The contrast between realism and idealism is a central theme depicted in Ibsen's play, The Wild Duck. Both opposing forces of thought are represented by various characters in the play. Gregers Werle is characterized as the quintessential self-righteous idealist throughout the play. He has preconceived notions on how the people around him should approach their lives. For example, in act one, he challenges his father on the integrity of his lifestyle in aspects of business and relationships. First, he accuses Werle of being equally involved in business fraud with Ekdal, scolding him for slipping through conviction. Here he makes a point to label him as a dishonest business man. Then he attacks his father's personal life, confronting him about his affair with Gina, protesting that his adulterous endeavors claimed the life of his mother. After judging Werle on the morals that frame his life, he makes an ambiguous statement, "For at last I see my mission in life." This mission is later revealed in act three and consequently changes Hialmar's family in drastic measures.
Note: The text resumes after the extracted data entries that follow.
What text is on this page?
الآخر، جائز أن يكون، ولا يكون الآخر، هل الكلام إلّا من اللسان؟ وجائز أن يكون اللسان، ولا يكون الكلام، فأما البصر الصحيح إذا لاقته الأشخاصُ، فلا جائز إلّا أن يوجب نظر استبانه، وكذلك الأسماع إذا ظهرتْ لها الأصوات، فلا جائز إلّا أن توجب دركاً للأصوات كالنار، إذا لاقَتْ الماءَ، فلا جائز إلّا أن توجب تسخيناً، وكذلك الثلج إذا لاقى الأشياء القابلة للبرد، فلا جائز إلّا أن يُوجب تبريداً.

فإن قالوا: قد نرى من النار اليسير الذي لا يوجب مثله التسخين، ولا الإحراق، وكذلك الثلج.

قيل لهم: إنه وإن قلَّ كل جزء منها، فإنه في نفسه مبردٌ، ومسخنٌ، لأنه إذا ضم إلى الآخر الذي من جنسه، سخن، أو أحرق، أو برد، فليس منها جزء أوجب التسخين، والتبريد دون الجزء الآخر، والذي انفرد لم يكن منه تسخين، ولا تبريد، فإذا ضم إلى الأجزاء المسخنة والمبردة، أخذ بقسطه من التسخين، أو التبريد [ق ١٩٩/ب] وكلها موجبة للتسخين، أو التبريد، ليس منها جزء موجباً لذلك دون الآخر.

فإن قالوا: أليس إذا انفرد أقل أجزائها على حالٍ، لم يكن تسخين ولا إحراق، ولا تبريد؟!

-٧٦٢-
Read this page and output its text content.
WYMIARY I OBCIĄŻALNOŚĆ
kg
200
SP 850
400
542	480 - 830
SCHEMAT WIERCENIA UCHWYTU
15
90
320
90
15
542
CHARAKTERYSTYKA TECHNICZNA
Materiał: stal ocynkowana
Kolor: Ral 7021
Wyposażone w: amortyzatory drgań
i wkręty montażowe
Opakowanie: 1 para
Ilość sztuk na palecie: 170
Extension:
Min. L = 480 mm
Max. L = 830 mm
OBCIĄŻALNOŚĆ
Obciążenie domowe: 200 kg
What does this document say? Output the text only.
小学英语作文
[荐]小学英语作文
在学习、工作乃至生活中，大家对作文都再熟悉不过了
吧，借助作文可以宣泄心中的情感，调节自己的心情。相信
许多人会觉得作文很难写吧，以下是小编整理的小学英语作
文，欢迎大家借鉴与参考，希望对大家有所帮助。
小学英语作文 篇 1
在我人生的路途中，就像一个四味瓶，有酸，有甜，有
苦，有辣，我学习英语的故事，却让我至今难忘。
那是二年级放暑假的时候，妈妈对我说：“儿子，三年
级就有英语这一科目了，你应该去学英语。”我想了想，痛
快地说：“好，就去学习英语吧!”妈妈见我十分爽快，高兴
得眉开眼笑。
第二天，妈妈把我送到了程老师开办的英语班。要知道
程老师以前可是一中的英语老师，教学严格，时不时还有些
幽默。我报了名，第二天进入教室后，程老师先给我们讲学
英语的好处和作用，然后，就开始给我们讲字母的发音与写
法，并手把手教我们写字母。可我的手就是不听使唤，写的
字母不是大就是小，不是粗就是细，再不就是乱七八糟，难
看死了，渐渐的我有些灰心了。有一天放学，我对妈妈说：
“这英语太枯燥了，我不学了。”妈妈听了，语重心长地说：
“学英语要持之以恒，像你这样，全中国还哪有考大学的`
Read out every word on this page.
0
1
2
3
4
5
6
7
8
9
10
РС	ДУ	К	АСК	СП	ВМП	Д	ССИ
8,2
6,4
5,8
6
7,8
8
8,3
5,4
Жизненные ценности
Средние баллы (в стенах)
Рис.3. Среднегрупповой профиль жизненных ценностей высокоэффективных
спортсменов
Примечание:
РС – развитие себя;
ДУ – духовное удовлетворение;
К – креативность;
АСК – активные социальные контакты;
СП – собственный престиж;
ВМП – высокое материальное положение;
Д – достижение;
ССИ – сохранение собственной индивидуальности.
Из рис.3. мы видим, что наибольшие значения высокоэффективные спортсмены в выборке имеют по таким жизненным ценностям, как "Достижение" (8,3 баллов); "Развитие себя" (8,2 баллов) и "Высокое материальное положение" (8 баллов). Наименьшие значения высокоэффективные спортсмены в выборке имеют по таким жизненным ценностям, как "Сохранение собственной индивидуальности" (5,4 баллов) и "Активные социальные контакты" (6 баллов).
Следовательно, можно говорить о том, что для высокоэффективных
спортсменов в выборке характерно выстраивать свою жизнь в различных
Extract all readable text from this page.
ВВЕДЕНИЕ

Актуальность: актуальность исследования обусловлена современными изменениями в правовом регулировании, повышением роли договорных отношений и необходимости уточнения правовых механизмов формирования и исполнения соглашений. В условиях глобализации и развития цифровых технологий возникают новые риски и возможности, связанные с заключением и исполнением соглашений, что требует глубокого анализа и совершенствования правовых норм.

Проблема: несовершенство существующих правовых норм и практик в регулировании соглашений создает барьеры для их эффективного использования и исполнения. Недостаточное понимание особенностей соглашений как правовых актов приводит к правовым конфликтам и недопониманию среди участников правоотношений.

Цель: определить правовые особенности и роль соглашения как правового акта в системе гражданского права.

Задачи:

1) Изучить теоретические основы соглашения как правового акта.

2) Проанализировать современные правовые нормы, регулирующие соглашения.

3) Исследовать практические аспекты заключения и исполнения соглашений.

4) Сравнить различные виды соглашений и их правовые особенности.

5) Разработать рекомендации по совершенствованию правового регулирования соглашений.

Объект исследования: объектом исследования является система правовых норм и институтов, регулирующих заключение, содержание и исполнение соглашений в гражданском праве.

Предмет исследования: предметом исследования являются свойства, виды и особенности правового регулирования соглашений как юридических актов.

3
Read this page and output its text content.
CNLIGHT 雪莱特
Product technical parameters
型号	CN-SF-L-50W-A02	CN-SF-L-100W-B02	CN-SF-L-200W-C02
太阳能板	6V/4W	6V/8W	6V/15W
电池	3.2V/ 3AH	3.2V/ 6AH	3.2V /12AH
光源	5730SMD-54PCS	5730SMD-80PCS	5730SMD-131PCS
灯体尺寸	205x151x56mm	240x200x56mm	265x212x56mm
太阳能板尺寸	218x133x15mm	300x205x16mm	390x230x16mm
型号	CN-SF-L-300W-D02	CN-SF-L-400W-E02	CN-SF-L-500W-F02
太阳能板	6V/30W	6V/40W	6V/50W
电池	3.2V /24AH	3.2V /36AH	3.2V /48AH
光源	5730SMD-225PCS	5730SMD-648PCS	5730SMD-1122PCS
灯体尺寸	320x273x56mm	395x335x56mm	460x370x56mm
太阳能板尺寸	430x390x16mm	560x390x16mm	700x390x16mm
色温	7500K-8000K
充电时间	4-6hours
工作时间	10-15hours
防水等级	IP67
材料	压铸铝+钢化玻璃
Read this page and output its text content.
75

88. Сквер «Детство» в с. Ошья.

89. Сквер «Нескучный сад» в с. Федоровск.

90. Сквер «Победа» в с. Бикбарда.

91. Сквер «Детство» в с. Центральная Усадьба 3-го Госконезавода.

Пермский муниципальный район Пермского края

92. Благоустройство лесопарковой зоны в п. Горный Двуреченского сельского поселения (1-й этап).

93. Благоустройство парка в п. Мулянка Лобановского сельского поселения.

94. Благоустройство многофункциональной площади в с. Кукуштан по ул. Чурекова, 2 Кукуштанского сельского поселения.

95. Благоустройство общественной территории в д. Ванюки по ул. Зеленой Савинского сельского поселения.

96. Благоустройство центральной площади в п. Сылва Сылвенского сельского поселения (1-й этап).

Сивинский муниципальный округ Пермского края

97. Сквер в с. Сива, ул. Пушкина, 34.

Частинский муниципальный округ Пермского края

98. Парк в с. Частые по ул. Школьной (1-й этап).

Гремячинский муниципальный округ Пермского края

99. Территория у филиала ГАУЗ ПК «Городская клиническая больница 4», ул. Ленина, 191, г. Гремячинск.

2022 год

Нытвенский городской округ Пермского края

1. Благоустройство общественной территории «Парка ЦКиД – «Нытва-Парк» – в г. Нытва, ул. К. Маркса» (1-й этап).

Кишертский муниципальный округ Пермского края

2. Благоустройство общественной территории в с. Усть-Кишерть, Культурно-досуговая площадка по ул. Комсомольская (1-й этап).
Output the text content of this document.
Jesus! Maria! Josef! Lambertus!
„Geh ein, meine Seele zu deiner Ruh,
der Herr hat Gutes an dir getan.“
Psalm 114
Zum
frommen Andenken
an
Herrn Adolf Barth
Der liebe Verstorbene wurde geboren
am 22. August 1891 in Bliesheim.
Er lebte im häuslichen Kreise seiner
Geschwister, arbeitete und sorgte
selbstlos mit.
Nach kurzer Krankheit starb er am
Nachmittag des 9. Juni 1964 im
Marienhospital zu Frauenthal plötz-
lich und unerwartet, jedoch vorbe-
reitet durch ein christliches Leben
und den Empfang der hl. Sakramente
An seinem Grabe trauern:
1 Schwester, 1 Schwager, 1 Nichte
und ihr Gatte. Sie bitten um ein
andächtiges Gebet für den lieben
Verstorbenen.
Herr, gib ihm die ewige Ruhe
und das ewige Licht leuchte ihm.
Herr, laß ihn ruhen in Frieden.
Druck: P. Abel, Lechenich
In conversation with his father, Gregers discloses the intent of his mission, "to open Hialmar's eyes. He shall see his position as it really is." His ultimate goal in the play is to expose Hialmar to the truth about his wife and child. Gregers is presumptuous in believing that Hialmar will benefit and rejoice in light of this information. He is convinced that this is the only way that Hialmar can build a new honest and fruitful marriage with his wife. His idealistic values have overwhelmed him that he is blind to see that .
Hialmar's ignorance serves a purpose in his marriage; it binds the Ekdal Family together. Gregers naivety is displayed in act four after Hialmar confronts Gina. Gregers states, "I confidently expected.to find the light of transfiguration shining upon me from both husband and wife. And now I see nothing but dulness, oppression, gloom.